US Will Aim to Persuade Others to ‘Call Out’ China Over Uyghurs at UN: Pompeo

US Will Aim to Persuade Others to ‘Call Out’ China Over Uyghurs at UN: Pompeo
Secretary of State Mike Pompeo speaks to the media at the State Department in Washington in a file photograph. (Yuri Gripas/Reuters)
Reuters
9/6/2019
Updated:
9/6/2019

WASHINGTON—U.S. Secretary of State Mike Pompeo said on Sept. 6 the United States would use the United Nations General Assembly this month to persuade countries to help “call out” China over treatment of its Uyghur Muslim minority.

Asked after a speech at Kansas State University how Washington had been promoting an end to the oppression of Uyghurs in China, Pompeo told an audience there: “Insufficiently, because it’s still going on.”

“We are going to have this U.N. General Assembly in the third week in September. We'll do a number of gatherings, where our efforts will be to get other countries to sign up to help us call out this activity,” Pompeo said.

“We want freedom for those folks.
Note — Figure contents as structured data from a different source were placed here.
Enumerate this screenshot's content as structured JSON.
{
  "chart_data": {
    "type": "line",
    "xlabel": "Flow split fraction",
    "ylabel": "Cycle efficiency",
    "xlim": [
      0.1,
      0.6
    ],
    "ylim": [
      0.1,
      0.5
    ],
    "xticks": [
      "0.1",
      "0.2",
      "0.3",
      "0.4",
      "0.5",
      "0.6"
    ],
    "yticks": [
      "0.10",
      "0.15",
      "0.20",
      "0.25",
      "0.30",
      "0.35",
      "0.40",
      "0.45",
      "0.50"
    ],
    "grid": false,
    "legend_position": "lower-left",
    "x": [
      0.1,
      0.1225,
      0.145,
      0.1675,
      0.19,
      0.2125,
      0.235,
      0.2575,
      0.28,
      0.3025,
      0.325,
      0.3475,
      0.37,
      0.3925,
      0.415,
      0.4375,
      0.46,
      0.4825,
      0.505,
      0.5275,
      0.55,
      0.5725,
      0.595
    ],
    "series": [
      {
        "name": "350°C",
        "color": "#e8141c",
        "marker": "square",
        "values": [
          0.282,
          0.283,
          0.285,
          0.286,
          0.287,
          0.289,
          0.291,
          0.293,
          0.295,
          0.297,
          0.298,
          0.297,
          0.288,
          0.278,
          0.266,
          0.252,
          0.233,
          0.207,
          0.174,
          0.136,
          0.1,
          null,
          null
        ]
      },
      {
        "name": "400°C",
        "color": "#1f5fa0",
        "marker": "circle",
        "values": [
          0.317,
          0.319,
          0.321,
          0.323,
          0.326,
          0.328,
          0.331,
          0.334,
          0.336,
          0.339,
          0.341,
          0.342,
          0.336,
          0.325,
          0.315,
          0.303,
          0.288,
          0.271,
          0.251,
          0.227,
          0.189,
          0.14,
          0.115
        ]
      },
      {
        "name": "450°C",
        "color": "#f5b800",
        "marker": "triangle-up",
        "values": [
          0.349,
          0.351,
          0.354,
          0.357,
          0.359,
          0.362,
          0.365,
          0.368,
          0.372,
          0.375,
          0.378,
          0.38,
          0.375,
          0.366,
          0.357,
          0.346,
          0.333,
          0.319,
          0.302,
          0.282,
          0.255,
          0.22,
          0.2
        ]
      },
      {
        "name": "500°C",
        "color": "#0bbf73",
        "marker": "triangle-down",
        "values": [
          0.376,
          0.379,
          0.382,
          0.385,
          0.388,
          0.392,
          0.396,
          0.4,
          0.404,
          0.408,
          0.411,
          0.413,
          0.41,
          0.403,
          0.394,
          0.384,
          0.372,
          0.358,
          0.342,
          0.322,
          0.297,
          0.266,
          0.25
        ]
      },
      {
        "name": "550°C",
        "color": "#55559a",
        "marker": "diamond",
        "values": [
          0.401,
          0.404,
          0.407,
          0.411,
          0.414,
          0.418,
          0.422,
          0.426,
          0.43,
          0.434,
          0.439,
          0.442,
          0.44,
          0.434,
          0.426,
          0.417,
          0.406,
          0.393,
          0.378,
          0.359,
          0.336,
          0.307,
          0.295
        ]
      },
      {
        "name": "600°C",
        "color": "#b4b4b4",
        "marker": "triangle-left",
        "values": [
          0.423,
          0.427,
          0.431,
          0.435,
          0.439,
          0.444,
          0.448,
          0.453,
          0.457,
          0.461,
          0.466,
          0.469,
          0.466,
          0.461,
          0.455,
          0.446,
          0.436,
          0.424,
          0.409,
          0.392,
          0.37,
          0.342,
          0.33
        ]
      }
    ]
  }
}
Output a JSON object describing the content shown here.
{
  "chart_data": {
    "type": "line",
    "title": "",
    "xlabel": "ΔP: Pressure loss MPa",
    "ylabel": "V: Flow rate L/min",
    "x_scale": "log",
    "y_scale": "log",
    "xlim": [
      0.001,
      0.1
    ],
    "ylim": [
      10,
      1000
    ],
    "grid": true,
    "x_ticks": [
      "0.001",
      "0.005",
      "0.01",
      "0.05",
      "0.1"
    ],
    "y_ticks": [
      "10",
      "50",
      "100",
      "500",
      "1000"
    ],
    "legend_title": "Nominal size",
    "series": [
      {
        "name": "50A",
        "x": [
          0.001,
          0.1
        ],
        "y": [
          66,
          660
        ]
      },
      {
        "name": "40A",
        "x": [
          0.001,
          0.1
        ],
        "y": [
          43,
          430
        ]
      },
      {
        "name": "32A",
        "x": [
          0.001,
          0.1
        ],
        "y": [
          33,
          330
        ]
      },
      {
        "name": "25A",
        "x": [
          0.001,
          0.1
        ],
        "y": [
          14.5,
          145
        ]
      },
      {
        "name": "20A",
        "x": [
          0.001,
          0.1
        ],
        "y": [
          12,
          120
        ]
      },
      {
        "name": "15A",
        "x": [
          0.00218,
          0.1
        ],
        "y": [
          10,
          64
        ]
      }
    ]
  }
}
We have lots of challenges with China, but this is about their fundamental unalienable rights for those particular individuals.”

Pompeo, an evangelical Christian who has portrayed himself as a champion of religious rights, reiterated past comments, saying that the treatment of the Uyghurs and other Muslim minorities in China “may well end up being one of the worst stains on the world this century.”

“It’s of that magnitude,” he said, adding that the challenge was to “rally the world” against it.

“We have done so today with some success, but not nearly enough, to call this out and work with the Chinese government, to convince them—to convince the Chinese Communist Party—that this isn’t in their best interests ... that it’s not the right way to treat ... other human beings,” Pompeo said.

In his speech, Pompeo charged that over the past two years in its western province of Xinjiang, China had “tried to brainwash coming on one million Uyghur Muslims in internment camps ... to renounce their culture and their faith.”

A Uyghur woman (C) going through an entrance to a bazaar in Hotan, in China's northwest Xinjiang region on May 31, 2019. (Greg Baker/AFP/Getty Images)
A Uyghur woman (C) going through an entrance to a bazaar in Hotan, in China's northwest Xinjiang region on May 31, 2019. (Greg Baker/AFP/Getty Images)

He dismissed Chinese claims that the camps were meant to “educate and to save” people influenced by religious extremism.

Though the United States has ramped up criticism of China’s measures in Xinjiang, it has refrained from responding with sanctions over the issue, amid on-again-off-again talks to resolve a bitter and costly trade war.

The Trump administration has been considering sanctions against Chinese officials, including Xinjiang’s Communist Party chief Chen Quanguo, a member of the Chinese leadership’s powerful politburo, since last year, but has held off amid Chinese threats of retaliation.

A White House official said on Friday that a major speech by Vice President Mike Pence that had been scheduled for June and expected to take a tough line on Beijing had been rescheduled for the fall.

The official, who did not want to be identified, said the tone of the speech would be dictated by the needs of the moment.

Last October, Pence shocked some China watchers with a speech in which he laid out a litany of complaints against Beijing, chastising China for building “an unparalleled surveillance state” and its treatment of the Uyghurs.

China said on Tuesday it had lodged stern representations with the United States about previous comments by Pompeo about Xinjiang.